Delayed hypersensitivity reaction to intralesional triamcinolone acetonide following treatment for alopecia areata. Intradermal testing.

Firas Constantin Kreeshan 1,*, Philip Hampton 1
PMCID: PMC4733354  PMID: 26848319

Abstract

Background

Hypersensitivity reactions to intralesional corticosteroids are very rare and have been infrequently reported. Patch testing is considered the gold standard for diagnosing contact allergic dermatitis. However, intradermal testing is thought to be more accurate and sensitive in selected cases.

Main observation

We describe a case of a delayed hypersensitivity reaction to intralesional triamcinolone acetonide following the treatment of alopecia areata. Patch testing to triamcinolone was negative but intradermal testing with a small volume of the same reagent elicited a strong reaction.

Conclusions

Patch testingmay be unsuccessful in detecting delayed reactions to intralesional corticosteroids. In such cases intradermal testing at a non-cosmetically sensitive sitemay be a useful diagnostic tool.

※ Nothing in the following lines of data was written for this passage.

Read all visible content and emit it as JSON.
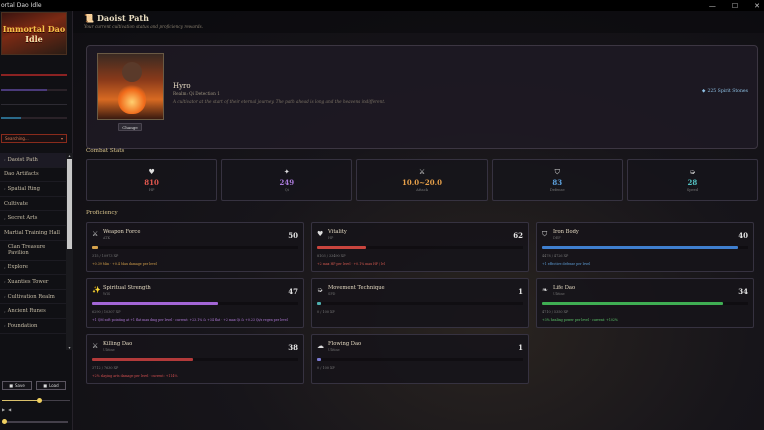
{
  "window": {
    "title": "ortal Dao Idle",
    "minimize": "—",
    "maximize": "☐",
    "close": "✕"
  },
  "sidebar": {
    "logo_line1": "Immortal Dao",
    "logo_line2": "Idle",
    "nav": [
      {
        "label": "Daoist Path",
        "active": true
      },
      {
        "label": "Dao Artifacts"
      },
      {
        "label": "Spatial Ring"
      },
      {
        "label": "Cultivate"
      },
      {
        "label": "Secret Arts"
      },
      {
        "label": "Martial Training Hall"
      },
      {
        "label": "Clan Treasure Pavilion"
      },
      {
        "label": "Explore"
      },
      {
        "label": "Xuanties Tower"
      },
      {
        "label": "Cultivation Realm"
      },
      {
        "label": "Ancient Runes"
      },
      {
        "label": "Foundation"
      }
    ],
    "save_label": "Save",
    "load_label": "Load"
  },
  "header": {
    "title": "Daoist Path",
    "subtitle": "Your current cultivation status and proficiency rewards."
  },
  "profile": {
    "name": "Hyro",
    "realm": "Realm: Qi Detection 1",
    "description": "A cultivator at the start of their eternal journey. The path ahead is long and the heavens indifferent.",
    "change_label": "Change",
    "spirit_stones": "225 Spirit Stones"
  },
  "combat": {
    "heading": "Combat Stats",
    "stats": [
      {
        "icon": "heart-icon",
        "glyph": "♥",
        "value": "810",
        "label": "HP",
        "color": "#e2584f"
      },
      {
        "icon": "sparkle-icon",
        "glyph": "✦",
        "value": "249",
        "label": "Qi",
        "color": "#a97ad8"
      },
      {
        "icon": "swords-icon",
        "glyph": "⚔",
        "value": "10.0~20.0",
        "label": "Attack",
        "color": "#e8a14a"
      },
      {
        "icon": "shield-icon",
        "glyph": "⛉",
        "value": "83",
        "label": "Defense",
        "color": "#5ea3e0"
      },
      {
        "icon": "wind-icon",
        "glyph": "➭",
        "value": "28",
        "label": "Speed",
        "color": "#54c4c4"
      }
    ]
  },
  "proficiency": {
    "heading": "Proficiency",
    "items": [
      {
        "name": "Weapon Force",
        "rank": "ATK",
        "level": "50",
        "icon": "sword-icon",
        "glyph": "⚔",
        "xp": "315 / 10973 XP",
        "bonus": "+0.39 Min · +0.4 Max damage per level",
        "bonus_color": "#d6a24c",
        "bar_color": "#d6a24c",
        "progress": 0.03
      },
      {
        "name": "Vitality",
        "rank": "HP",
        "level": "62",
        "icon": "heart-icon",
        "glyph": "♥",
        "xp": "8103 / 33490 XP",
        "bonus": "+2 max HP per level · +0.1% max HP / lvl",
        "bonus_color": "#d65a50",
        "bar_color": "#c9453e",
        "progress": 0.24
      },
      {
        "name": "Iron Body",
        "rank": "DEF",
        "level": "40",
        "icon": "shield-icon",
        "glyph": "⛉",
        "xp": "4478 / 4726 XP",
        "bonus": "+1 effective defense per level",
        "bonus_color": "#5e9ed8",
        "bar_color": "#3f7fcf",
        "progress": 0.95
      },
      {
        "name": "Spiritual Strength",
        "rank": "WIS",
        "level": "47",
        "icon": "sparkle-icon",
        "glyph": "✨",
        "xp": "6290 / 10307 XP",
        "bonus": "+1 QM soft pointing at +1 flat max dmg per level · current: +23.1% & +34 flat · +2 max Qi & +0.23 Qi/s regen per level",
        "bonus_color": "#b07ad9",
        "bar_color": "#a366d6",
        "progress": 0.61
      },
      {
        "name": "Movement Technique",
        "rank": "SPD",
        "level": "1",
        "icon": "dash-icon",
        "glyph": "➭",
        "xp": "0 / 100 XP",
        "bonus": "",
        "bonus_color": "#9a9a9a",
        "bar_color": "#4fb0b0",
        "progress": 0
      },
      {
        "name": "Life Dao",
        "rank": "Ulitine",
        "level": "34",
        "icon": "leaf-icon",
        "glyph": "❧",
        "xp": "4710 / 5350 XP",
        "bonus": "+3% healing power per level · current: +102%",
        "bonus_color": "#5cc66a",
        "bar_color": "#3fae53",
        "progress": 0.88
      },
      {
        "name": "Killing Dao",
        "rank": "Ulitine",
        "level": "38",
        "icon": "swords-icon",
        "glyph": "⚔",
        "xp": "3712 / 7630 XP",
        "bonus": "+2% slaying arts damage per level · current: +114%",
        "bonus_color": "#d65050",
        "bar_color": "#b33a3a",
        "progress": 0.49
      },
      {
        "name": "Flowing Dao",
        "rank": "Ulitine",
        "level": "1",
        "icon": "cloud-icon",
        "glyph": "☁",
        "xp": "0 / 100 XP",
        "bonus": "",
        "bonus_color": "#9a9a9a",
        "bar_color": "#7a7ad0",
        "progress": 0
      }
    ]
  }
}
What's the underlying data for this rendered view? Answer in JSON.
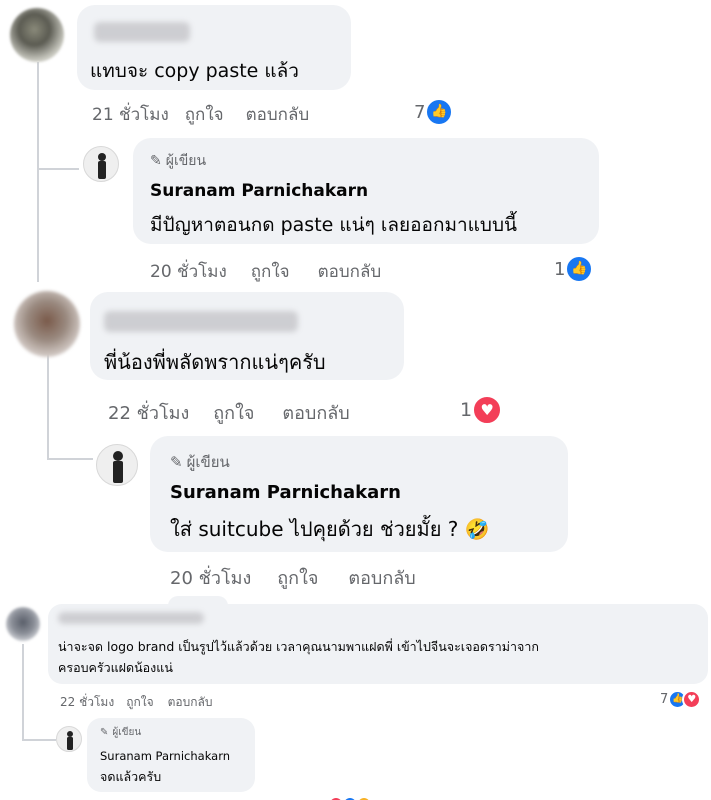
{
  "meta_labels": {
    "like": "ถูกใจ",
    "reply": "ตอบกลับ"
  },
  "author_badge": "ผู้เขียน",
  "colors": {
    "bubble": "#f0f2f5",
    "like": "#1877f2",
    "love": "#f33e58",
    "meta": "#65676b"
  },
  "comments": [
    {
      "text": "แทบจะ copy paste แล้ว",
      "time": "21 ชั่วโมง",
      "reaction_count": "7",
      "reaction_icon": "like-icon"
    },
    {
      "author": "Suranam Parnichakarn",
      "text": "มีปัญหาตอนกด paste แน่ๆ เลยออกมาแบบนี้",
      "time": "20 ชั่วโมง",
      "reaction_count": "1",
      "reaction_icon": "like-icon"
    },
    {
      "text": "พี่น้องพี่พลัดพรากแน่ๆครับ",
      "time": "22 ชั่วโมง",
      "reaction_count": "1",
      "reaction_icon": "love-icon"
    },
    {
      "author": "Suranam Parnichakarn",
      "text": "ใส่ suitcube ไปคุยด้วย ช่วยมั้ย ? 🤣",
      "time": "20 ชั่วโมง"
    },
    {
      "text_line1": "น่าจะจด logo brand เป็นรูปไว้แล้วด้วย เวลาคุณนามพาแฝดพี่ เข้าไปจีนจะเจอดราม่าจาก",
      "text_line2": "ครอบครัวแฝดน้องแน่",
      "time": "22 ชั่วโมง",
      "reaction_count": "7",
      "reaction_icons": [
        "like-icon",
        "love-icon"
      ]
    },
    {
      "author": "Suranam Parnichakarn",
      "text": "จดแล้วครับ"
    }
  ]
}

Keywords: allergy, corticosteroids, glucocorticosteroid, hair loss, intradermal testing, triamcinolone

Introduction

Corticosteroids are widely prescribed by dermatologists for their potent antiinflammatory properties. Despite their use in the treatment of various allergic and inflammatory diseases, they are capable of inducing hypersensitivity reactions. Allergic contact dermatitis to topical corticosteroids is common and well established with a prevalence of 0.2% to 5%.[1] However, cutaneous sensitisation to systemic or intralesional corticosteroids have rarely been reported. Patch testing is usually the method of choice in detecting contact allergy to corticosteroids, but in selected cases with a high index of suspicion intradermal testing can be a useful adjunctive tool.

Case Report

A 35-year-old woman presented to our dermatology department in January 2014 with a recurrence of alopecia areata at the occipital scalp. She had a history of recurrent alopecia areata since childhood, treated successfully with multiple courses of intralesional traimcinolone acetonide 10 mg/ml (Kenalog10) delivered by dermojet. She had received courses of intralesional triamcinolone acetonide in 1993, 1996, 2004 and 2007. Each course consisted of a total of 6 treatments given fortnightly. The same brand, strength and dose of triamcinolone acetonide was used in all courses. Initial treatment with topical clobetasone propionate 0.05% (Dermovate) been unsuccessful. She was otherwise well with no history of contact or atopic eczema.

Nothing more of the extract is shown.